Social media is an important part of the marketing mix for any B2B company. It’s a 24 hour, global, public billboard to connect to customers, sharing their successes and introducing brands to prospects.
Social media needs a very thoughtful plan and leadership to finesse the posts, both organic and paid, and to constantly analyse the data to improve and grow reach. Social is an important part of an integrated approach to marketing and shouldn’t be an afterthought or disconnected from other marketing efforts.
In your opinion, what is the main difference between B2C and B2B marketing?
The main difference that separates the two is the unique challenges that come with B2B, and the resistance of B2B buyers compared to the willingness and ability for B2C buyers to make buying decisions on their own. In many cases, the buying cycle is significantly shorter in B2C and there is significantly more data available to help accelerate optimisation vs B2B marketing. Today, we see more pressure in B2B to bring some of the same consumer-grade experiences to business buyers – making it an exciting time to be in B2B marketing.
What is the key to producing engaging marketing content and what types of content works best for you?
The key to producing engaging content lies in data-driven personalisation. By leveraging machine-learning algorithms and buying intent data, we are able to serve relevant content to accounts and individuals within those accounts as they move through a sales process – even if it’s non-linear.
As more individuals join ongoing sales cycles, we are able to assess the engagement across buying teams and identify newly engaged contacts throughout the entire sales cycle. We can then cross-check increasing engagement with pipeline prediction and pipeline quality scores – learning with each successful sales cycle which buying signals are indicative of deals that close, and providing sales teams with recommended, proactive actions to keep those accounts on track.
Tactics include personalisation of digital display advertising by buying stage, retargeting, account-based experiences to support alignment with prospects, and strategic partnerships to expand our reach beyond our direct sellers.
How important is technology in modern marketing?
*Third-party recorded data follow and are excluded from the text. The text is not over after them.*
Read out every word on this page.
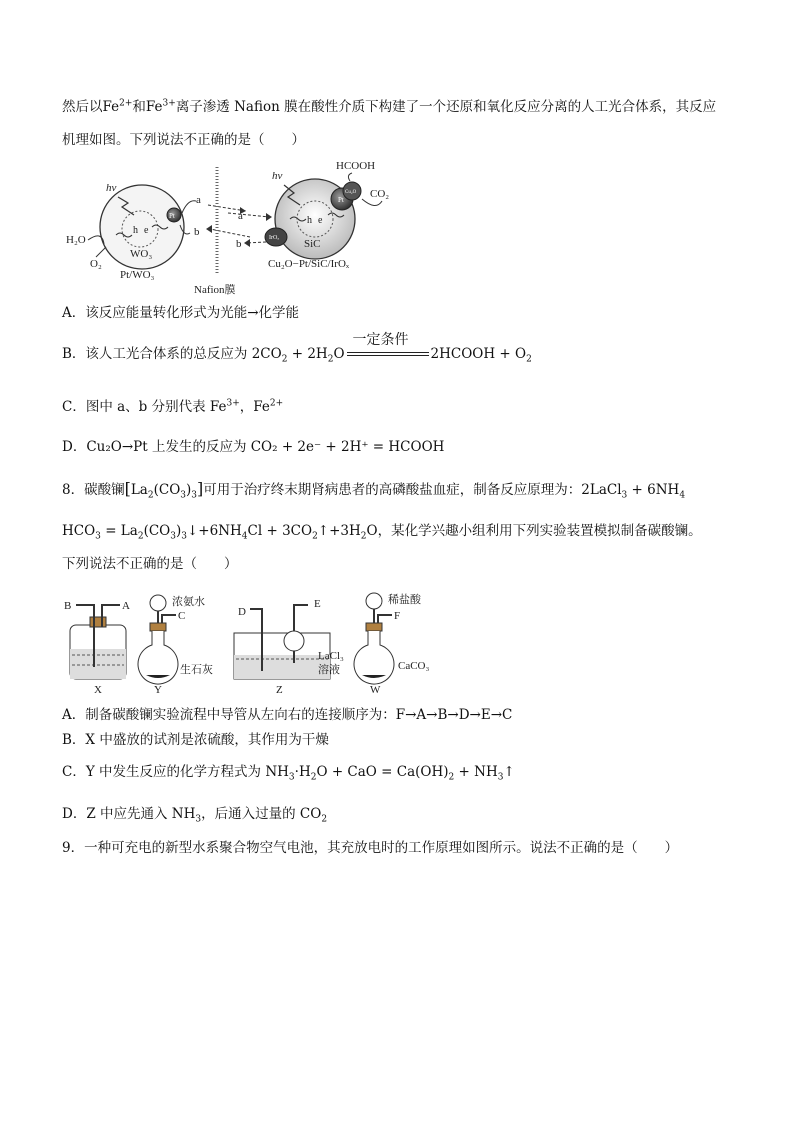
然后以$Fe^{2+}$和$Fe^{3+}$离子渗透 Nafion 膜在酸性介质下构建了一个还原和氧化反应分离的人工光合体系，其反应
机理如图。下列说法不正确的是（　　）
hv
h e
WO₃
Pt
H₂O
O₂
Pt/WO₃
a
b
Nafion膜
a
b
hv
h e
SiC
Pt
Cu₂O
IrOₓ
HCOOH
CO₂
Cu₂O−Pt/SiC/IrOₓ
A．该反应能量转化形式为光能→化学能
B．该人工光合体系的总反应为 $2CO_2 + 2H_2O$
一定条件
2HCOOH + $O_2$
C．图中 a、b 分别代表 $Fe^{3+}$，$Fe^{2+}$
D．Cu₂O→Pt 上发生的反应为 CO₂ + 2e⁻ + 2H⁺ = HCOOH
8．碳酸镧$[La_2(CO_3)_3]$可用于治疗终末期肾病患者的高磷酸盐血症，制备反应原理为：2LaCl$_3$ + $6NH_4$
$HCO_3$ = $La_2(CO_3)_3↓+6NH_4Cl$ + $3CO_2↑+3H_2O$，某化学兴趣小组利用下列实验装置模拟制备碳酸镧。
下列说法不正确的是（　　）
B	A
X
浓氨水
C
生石灰
Y
D
E
LaCl₃
溶液
Z
稀盐酸
F
CaCO₃
W
A．制备碳酸镧实验流程中导管从左向右的连接顺序为：F→A→B→D→E→C
B．X 中盛放的试剂是浓硫酸，其作用为干燥
C．Y 中发生反应的化学方程式为 $NH_3\cdot H_2O$ + CaO = $Ca(OH)_2$ + $NH_3↑$
D．Z 中应先通入 $NH_3$，后通入过量的 $CO_2$
9．一种可充电的新型水系聚合物空气电池，其充放电时的工作原理如图所示。说法不正确的是（　　）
Technology, the marketing tech stack, and the data they give us, are the most important tools in maximising the impact of marketing investments. With data, we are able to spot trends, intelligently target ideal buyers, optimise our budget spending decisions, demonstrate results, align with sales, and positively contribute to the growth of the business.
And finally, if you could ask your peers for one piece of advice or help, what would it be?
I am interested in how others are thinking about delivering more personalised experiences to buyers at scale. In a world where there is so much data about prospective and current customers, turning the information into value for our prospects and customers is a current focus for our team. I’d love to hear from others about how they are increasing the use of information to deliver personalised experiences that will be meaningful to customers.